Sex with Pete Wellington was completely off the table. Or any other flat surface. That was final.
So she kept her mouth shut as she worked at the buckle. When she had that one done, she belted the chaps at her waist, which finished the whole look off with the giant belt buckle that had Princess worked in Swarovski crystals. Her dad had commissioned it for her when she’d turned eighteen.
She turned back to the mirror, trying not to look at the man behind her, but it wasn’t easy. He must’ve taken a step forward at some point because he loomed over her now. She could feel his breath messing up her carefully curled hair and it was tempting—so damned tempting—to lean back into that broad chest, just to see what he’d do. Would he push her hair to the side and press his lips against the little bit of skin right below her ear? Cup her breasts through the sequins? Run his hands down her waist and around to her denim-clad butt?

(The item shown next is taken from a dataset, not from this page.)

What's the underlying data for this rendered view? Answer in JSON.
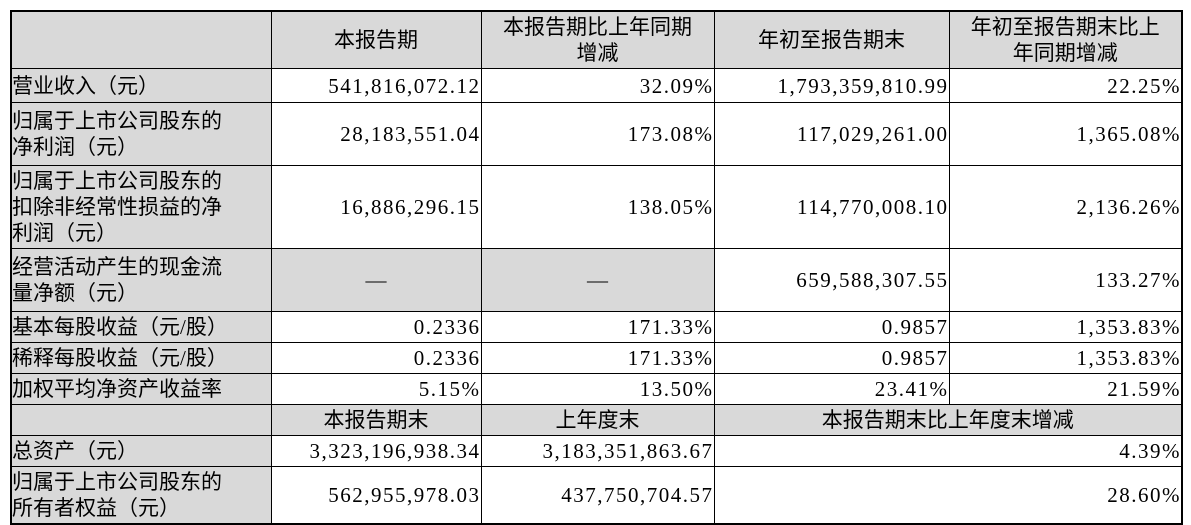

She physically shook as these thoughts tumbled through her mind. She never hooked up at any of the All-Stars events—which was both company policy and her own personal rule. Cowboys were off-limits. But she lived out of a suitcase seven months of the year, which didn’t make it easy to have relationships, either.
It’d been too long since a man had gotten this close to her.
Why, oh why did it have to be Pete freaking Wellington? He might be turning her on and she might be driving him crazy, but a little raw sexual attraction didn’t change anything. He wasn’t here by accident and she couldn’t give him any more leverage over her. For all she knew, this attraction was part of whatever con he was running. Get her in a compromising position and blackmail her or something.